Need for Dense layer in Text Classifcation
-
12-12-2020 - |
Question
While creating a model for text classification, what is the need for a Dense Layer? I noticed in multiple examples the following is the structure. A softmax is what required right instead of the Dense Layer?
model = tf.keras.Sequential([
tf.keras.layers.Embedding(encoder.vocab_size, 64),
tf.keras.layers.Bidirectional(tf.keras.layers.LSTM(64)),
tf.keras.layers.Dense(1)
])
Consider the following sentence in 5 class classification:
"movie is good" . The model structure could be:
a = activation_unit
emb= embedding_vector(word)
a0 -> emb("movie") ->a1->emb("is") ->a2->emb("good") ->a3, and
sample_y = softmax(np.dot(Wya,a3))
and
sample_y = [0.1,0.2,0.2,0.4,0.1]
which says the sentence belongs to "class 4". So where is the need for a "Dense Layer"? Can anyone please explain this
Solution
In neural networks meant for classification, you need a linear layer before the softmax to project the internal representation, which has some dimensionality $d_i$, to the output space, which has dimensionality $d_o$ equal the number of choices (5 in your case).
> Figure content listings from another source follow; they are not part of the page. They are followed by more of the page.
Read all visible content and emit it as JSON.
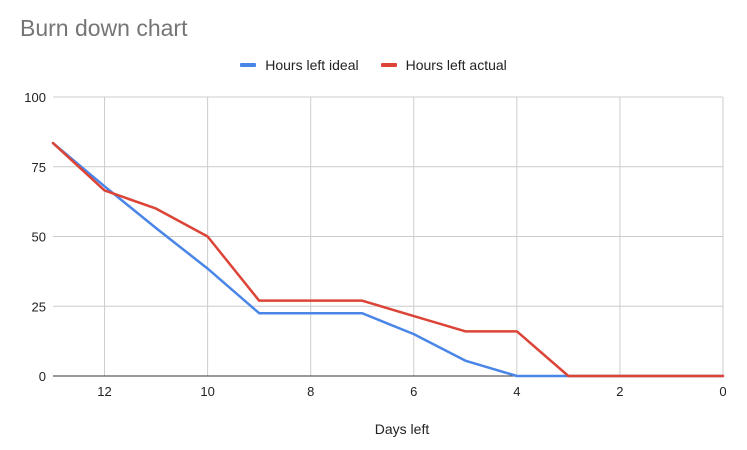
{
  "chart_data": {
    "type": "line",
    "title": "Burn down chart",
    "xlabel": "Days left",
    "ylabel": "",
    "x": [
      13,
      12,
      11,
      10,
      9,
      8,
      7,
      6,
      5,
      4,
      3,
      2,
      1,
      0
    ],
    "xlim": [
      13,
      0
    ],
    "ylim": [
      0,
      100
    ],
    "x_ticks": [
      12,
      10,
      8,
      6,
      4,
      2,
      0
    ],
    "y_ticks": [
      0,
      25,
      50,
      75,
      100
    ],
    "grid": true,
    "legend_position": "top",
    "series": [
      {
        "name": "Hours left ideal",
        "color": "#4a86e8",
        "values": [
          83.5,
          68,
          53,
          38.5,
          22.5,
          22.5,
          22.5,
          15,
          5.5,
          0,
          0,
          0,
          0,
          0
        ]
      },
      {
        "name": "Hours left actual",
        "color": "#db4437",
        "values": [
          83.5,
          66.5,
          60,
          50,
          27,
          27,
          27,
          21.5,
          16,
          16,
          0,
          0,
          0,
          0
        ]
      }
    ]
  }
}
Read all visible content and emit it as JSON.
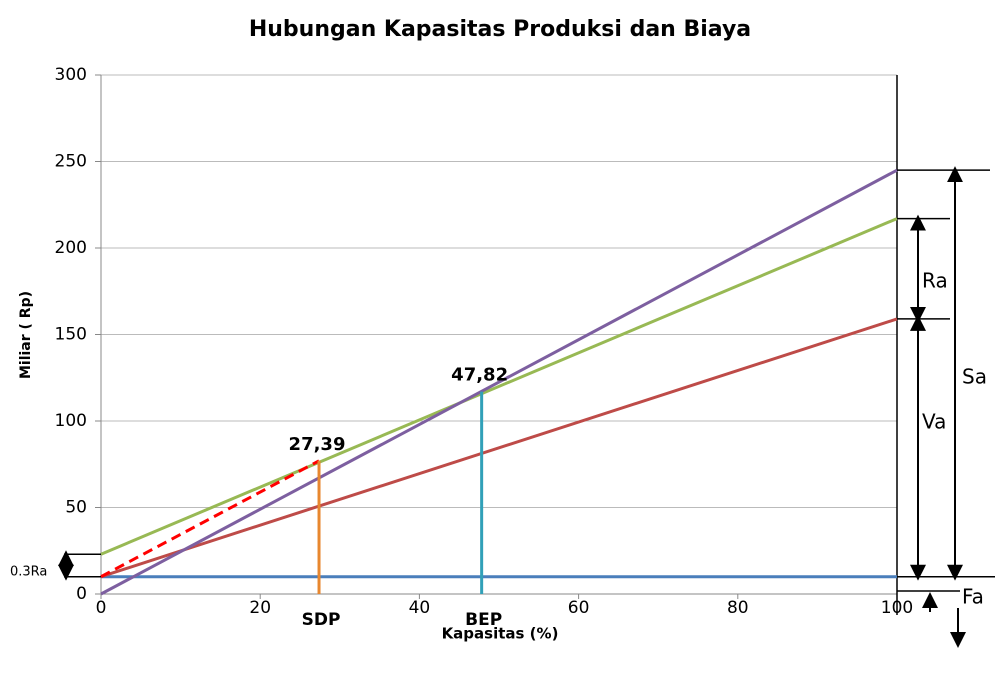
{
  "chart_data": {
    "type": "line",
    "title": "Hubungan Kapasitas Produksi dan Biaya",
    "xlabel": "Kapasitas (%)",
    "ylabel": "Miliar ( Rp)",
    "xlim": [
      0,
      100
    ],
    "xticks": [
      0,
      20,
      40,
      60,
      80,
      100
    ],
    "ylim": [
      0,
      300
    ],
    "yticks": [
      0,
      50,
      100,
      150,
      200,
      250,
      300
    ],
    "grid": true,
    "series": [
      {
        "color": "#4a7ebb",
        "x": [
          0,
          100
        ],
        "values": [
          10,
          10
        ]
      },
      {
        "color": "#be4b48",
        "x": [
          0,
          100
        ],
        "values": [
          10,
          159
        ]
      },
      {
        "color": "#98b954",
        "x": [
          0,
          100
        ],
        "values": [
          23,
          217
        ]
      },
      {
        "color": "#7d5fa0",
        "x": [
          0,
          100
        ],
        "values": [
          0,
          245
        ]
      },
      {
        "color": "#ff0000",
        "dashed": true,
        "x": [
          0,
          27.39
        ],
        "values": [
          10,
          77
        ]
      }
    ],
    "markers": [
      {
        "name": "SDP",
        "label": "27,39",
        "x": 27.39,
        "value": 77,
        "color": "#e8872f"
      },
      {
        "name": "BEP",
        "label": "47,82",
        "x": 47.82,
        "value": 117,
        "color": "#31a0b8"
      }
    ],
    "dimensions": [
      "Sa",
      "Ra",
      "Va",
      "Fa",
      "0.3Ra"
    ]
  }
}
So you either place a Dense(5)
layer after the BiLSTM or you take the output of the BiLSTM "manually" and implement the projection.
The code above has some strange things:
- Uses
numpy.dot
to multiply the output of the BiLSTM. Is this a typo and you actually meanttf.dot
ortf.matmul
? - The model ends with a
tf.keras.layers.Dense(1)
, maybe because it was originally meant for binary classification. - Has both a Dense layer and then a dot product (i.e. matrix multiplication). These two operations are equivalent to a single Dense layer, so it is pointless to have both.
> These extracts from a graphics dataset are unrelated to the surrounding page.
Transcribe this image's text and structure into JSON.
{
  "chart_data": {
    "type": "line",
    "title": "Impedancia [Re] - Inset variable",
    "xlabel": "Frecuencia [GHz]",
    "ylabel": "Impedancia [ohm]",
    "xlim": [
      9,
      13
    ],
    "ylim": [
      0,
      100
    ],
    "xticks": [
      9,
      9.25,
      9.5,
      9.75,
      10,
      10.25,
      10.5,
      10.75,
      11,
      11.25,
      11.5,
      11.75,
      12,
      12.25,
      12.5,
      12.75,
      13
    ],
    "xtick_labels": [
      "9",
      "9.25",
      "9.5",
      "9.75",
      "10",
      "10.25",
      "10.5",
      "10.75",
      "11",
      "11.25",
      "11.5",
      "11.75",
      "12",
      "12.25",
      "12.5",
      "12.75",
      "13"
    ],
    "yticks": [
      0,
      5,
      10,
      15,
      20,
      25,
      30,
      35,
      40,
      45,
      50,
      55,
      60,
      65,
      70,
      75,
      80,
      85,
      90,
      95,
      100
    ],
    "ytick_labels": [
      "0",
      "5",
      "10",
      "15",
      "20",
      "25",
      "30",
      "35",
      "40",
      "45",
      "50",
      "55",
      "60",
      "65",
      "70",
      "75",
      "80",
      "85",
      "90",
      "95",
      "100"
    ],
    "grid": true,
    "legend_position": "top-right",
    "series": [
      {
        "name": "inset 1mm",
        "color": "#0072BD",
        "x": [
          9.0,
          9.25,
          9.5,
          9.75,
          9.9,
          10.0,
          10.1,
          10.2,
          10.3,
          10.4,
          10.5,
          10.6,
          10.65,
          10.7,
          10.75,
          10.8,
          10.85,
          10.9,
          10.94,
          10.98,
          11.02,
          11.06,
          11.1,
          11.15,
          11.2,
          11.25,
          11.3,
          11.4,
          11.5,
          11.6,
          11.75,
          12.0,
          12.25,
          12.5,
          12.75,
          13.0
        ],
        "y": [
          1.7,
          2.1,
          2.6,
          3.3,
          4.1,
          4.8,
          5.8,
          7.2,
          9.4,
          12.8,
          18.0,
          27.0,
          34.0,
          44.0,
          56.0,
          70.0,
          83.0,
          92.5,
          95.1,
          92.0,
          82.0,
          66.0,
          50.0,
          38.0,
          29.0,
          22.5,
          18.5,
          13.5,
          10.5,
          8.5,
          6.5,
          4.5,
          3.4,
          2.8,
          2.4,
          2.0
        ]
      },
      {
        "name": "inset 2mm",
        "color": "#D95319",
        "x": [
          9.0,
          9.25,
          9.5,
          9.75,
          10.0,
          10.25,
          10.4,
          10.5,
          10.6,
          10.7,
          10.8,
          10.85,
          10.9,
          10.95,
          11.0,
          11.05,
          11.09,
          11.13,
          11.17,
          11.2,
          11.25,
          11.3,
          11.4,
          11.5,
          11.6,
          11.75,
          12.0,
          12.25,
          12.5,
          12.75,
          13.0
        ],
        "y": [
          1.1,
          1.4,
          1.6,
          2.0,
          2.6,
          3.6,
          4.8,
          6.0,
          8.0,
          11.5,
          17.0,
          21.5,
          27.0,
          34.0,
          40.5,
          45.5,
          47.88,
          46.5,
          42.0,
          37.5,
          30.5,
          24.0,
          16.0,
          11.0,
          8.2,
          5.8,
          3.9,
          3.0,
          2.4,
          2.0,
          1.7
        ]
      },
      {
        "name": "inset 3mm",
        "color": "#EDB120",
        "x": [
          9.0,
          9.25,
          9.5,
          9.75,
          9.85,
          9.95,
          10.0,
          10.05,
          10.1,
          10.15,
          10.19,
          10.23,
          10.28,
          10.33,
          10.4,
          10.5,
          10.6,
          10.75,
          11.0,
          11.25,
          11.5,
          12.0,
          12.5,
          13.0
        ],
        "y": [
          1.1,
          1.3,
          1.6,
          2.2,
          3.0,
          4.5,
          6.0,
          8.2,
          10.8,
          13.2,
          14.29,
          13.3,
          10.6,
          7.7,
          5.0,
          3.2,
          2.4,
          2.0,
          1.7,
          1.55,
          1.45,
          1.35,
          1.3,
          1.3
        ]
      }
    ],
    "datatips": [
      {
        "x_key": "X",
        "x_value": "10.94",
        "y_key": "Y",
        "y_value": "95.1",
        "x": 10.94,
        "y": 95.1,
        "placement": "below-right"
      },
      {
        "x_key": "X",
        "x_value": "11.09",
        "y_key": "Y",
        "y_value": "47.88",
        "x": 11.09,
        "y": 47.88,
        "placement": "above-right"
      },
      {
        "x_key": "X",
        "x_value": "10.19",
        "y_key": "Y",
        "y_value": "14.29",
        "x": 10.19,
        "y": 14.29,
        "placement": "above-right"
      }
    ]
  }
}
So yo answer your question: assuming that the np.dot
actually means a tf matrix multiplication, then the Dense layer in the model is pointless.
OTHER TIPS
Softmax is simply an activation function. In your example of 5 class classification, you will need a dense layer with 5 output neurons on which you can then apply softmax to obtain the probability for each class.